According to the Bitcoin Core official announcement and Protos’ report on May 5, CVE-2024-52911 is a “use-after-free” memory safety vulnerability found in Bitcoin Core’s parallel script verification mechanism. During block validation, Bitcoin Core precomputes and caches transaction input data, then dispatches script verification work to a backend thread. If the backend script verification thread reads cached data that has been destroyed by CScriptCheck, remote code execution may occur.
Bitcoin Core developer Niklas Gögge said this is the first “memory safety” vulnerability in Bitcoin Core’s history. Bitcoin Core’s official announcement confirmed that Bitcoin’s consensus rules have not changed as a result of the vulnerability being fixed.

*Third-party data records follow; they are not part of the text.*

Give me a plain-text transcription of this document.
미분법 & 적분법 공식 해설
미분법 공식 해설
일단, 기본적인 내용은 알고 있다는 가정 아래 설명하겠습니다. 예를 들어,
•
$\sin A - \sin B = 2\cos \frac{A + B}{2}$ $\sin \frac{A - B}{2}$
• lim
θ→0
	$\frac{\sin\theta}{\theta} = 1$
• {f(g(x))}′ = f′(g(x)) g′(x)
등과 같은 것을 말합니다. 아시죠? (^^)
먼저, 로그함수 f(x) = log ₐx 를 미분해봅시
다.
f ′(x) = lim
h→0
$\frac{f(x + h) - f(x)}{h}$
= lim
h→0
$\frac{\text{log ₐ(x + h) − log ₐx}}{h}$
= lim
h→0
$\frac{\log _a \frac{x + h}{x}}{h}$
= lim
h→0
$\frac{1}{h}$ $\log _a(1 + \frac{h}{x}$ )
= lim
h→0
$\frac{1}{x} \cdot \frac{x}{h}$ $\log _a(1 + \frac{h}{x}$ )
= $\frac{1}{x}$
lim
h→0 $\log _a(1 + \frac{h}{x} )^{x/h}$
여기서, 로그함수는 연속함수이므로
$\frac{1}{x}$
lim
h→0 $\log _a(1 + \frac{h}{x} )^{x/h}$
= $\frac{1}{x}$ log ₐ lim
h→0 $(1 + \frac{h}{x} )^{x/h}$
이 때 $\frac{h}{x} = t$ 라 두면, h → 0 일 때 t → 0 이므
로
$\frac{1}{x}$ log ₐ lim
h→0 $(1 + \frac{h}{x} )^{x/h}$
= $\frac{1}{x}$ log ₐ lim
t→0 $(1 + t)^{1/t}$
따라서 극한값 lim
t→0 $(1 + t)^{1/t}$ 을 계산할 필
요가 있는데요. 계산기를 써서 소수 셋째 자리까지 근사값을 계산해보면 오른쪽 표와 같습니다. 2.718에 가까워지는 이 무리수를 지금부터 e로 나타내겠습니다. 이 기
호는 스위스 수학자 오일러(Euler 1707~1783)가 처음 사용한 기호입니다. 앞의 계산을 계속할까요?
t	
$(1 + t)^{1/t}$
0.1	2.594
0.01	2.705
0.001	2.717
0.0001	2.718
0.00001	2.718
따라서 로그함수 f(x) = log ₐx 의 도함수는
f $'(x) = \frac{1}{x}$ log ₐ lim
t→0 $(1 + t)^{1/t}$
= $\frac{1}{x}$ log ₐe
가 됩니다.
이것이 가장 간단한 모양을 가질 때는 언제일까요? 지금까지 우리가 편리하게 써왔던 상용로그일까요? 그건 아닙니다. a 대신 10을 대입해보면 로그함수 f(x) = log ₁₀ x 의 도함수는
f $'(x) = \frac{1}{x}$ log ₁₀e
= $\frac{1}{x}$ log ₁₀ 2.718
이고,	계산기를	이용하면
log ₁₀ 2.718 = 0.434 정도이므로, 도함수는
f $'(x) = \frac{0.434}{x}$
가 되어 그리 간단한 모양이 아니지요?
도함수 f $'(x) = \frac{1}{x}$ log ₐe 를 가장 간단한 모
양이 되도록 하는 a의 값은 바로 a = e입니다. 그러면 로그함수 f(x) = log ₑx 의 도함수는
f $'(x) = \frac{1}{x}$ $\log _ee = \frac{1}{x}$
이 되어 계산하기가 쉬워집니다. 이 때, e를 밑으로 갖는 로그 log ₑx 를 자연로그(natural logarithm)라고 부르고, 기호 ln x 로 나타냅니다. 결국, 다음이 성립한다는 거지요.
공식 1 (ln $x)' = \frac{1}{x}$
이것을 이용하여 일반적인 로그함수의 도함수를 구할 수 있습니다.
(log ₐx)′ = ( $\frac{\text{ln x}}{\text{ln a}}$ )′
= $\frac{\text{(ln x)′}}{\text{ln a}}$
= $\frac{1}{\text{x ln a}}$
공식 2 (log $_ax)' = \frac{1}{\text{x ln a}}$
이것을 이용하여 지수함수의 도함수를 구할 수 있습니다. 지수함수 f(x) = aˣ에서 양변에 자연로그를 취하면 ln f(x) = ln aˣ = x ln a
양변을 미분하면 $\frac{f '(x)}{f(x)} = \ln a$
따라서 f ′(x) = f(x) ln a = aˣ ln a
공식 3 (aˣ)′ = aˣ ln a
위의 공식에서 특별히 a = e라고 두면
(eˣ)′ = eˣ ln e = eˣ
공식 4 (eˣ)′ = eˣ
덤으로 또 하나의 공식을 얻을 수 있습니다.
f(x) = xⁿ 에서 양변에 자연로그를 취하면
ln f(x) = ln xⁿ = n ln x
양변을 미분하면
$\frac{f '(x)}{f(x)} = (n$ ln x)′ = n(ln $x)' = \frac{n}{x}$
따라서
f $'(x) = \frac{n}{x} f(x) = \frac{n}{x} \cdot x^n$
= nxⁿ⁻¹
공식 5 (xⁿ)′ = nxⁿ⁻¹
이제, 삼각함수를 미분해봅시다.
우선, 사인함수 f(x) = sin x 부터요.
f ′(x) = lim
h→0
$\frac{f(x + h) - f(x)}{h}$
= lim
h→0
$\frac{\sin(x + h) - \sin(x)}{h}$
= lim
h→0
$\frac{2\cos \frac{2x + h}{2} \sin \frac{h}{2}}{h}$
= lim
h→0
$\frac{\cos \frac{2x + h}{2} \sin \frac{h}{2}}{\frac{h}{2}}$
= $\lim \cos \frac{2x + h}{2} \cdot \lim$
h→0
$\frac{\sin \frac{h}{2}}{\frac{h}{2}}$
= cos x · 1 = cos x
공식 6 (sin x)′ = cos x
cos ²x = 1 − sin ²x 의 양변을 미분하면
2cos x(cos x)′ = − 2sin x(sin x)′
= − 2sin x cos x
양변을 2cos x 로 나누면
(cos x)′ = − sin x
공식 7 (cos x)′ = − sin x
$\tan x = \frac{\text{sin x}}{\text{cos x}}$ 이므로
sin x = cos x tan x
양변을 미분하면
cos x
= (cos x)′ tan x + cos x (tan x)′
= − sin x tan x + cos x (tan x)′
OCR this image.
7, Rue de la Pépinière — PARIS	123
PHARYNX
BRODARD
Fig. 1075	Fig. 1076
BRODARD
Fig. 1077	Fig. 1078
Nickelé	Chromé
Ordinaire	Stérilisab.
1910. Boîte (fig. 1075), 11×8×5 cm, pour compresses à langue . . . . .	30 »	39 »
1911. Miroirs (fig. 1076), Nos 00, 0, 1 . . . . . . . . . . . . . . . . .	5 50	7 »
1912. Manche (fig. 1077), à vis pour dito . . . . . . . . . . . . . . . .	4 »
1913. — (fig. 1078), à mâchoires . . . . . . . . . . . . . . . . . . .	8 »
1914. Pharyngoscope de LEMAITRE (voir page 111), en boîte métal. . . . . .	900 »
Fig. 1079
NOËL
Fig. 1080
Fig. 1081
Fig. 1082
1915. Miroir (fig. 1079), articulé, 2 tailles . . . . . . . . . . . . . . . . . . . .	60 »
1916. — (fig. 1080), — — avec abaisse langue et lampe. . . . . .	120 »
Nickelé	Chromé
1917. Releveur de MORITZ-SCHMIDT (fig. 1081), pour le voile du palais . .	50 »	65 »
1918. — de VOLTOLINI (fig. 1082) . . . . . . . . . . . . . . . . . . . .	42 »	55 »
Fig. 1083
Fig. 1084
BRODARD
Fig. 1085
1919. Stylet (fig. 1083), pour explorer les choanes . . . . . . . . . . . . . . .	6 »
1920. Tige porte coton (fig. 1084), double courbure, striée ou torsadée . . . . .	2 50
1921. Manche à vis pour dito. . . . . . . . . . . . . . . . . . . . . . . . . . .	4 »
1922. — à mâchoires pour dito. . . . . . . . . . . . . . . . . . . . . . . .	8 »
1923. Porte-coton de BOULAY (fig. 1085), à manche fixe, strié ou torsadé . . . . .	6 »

According to Protos, carrying out this attack requires miners to devote a large amount of computing power to mining invalid blocks that cannot obtain block rewards, making the cost extremely high. As a result, the Bitcoin Core official announcement believes the vulnerability was likely never actually used in history.
According to the Bitcoin Core official announcement and Protos’ report on May 5, the disclosure timeline for CVE-2024-52911 is as follows:
November 2024: Developer Cory Fields discovered the vulnerability and reported it privately
November 2024 (four days after discovery): Pieter Wuille submitted a patch proposal PR #31112
December 2024: PR #31112 merged into production
April 2025: Bitcoin Core v29.0 was released, including the patch
April 19, 2026: Maintenance ended for the last affected version series (28.x)
May 5, 2026: Bitcoin Core publicly disclosed the vulnerability on its official website
According to Protos’ report on May 5, because Bitcoin full-node upgrades are voluntary and updates do not automatically run, it is currently estimated that about 43% of Bitcoin nodes are still running vulnerable versions prior to v29.0. Bitcoin Core recommends that node operators upgrade to v29.0 or a newer version.
According to the Bitcoin Core official announcement, CVE-2024-52911 allows miners to mine specially crafted blocks to remotely crash nodes running Bitcoin Core versions 0.14.1 to 28.4, and execute remote code under certain conditions. Bitcoin’s consensus rules have not changed as a result of the vulnerability being fixed.
The versions affected by CVE-2024-52911 are Bitcoin Core 0.14.1 to 28.4. Node operators should upgrade to v29.0 or a newer version. The last affected 28.x version series stopped being maintained on April 19, 2026.
According to the Bitcoin Core official announcement and Protos’ report on May 5, this attack requires miners to devote a large amount of computing power to mining invalid blocks that cannot obtain block rewards, making the cost extremely high. Bitcoin Core believes the vulnerability was likely never actually used in history.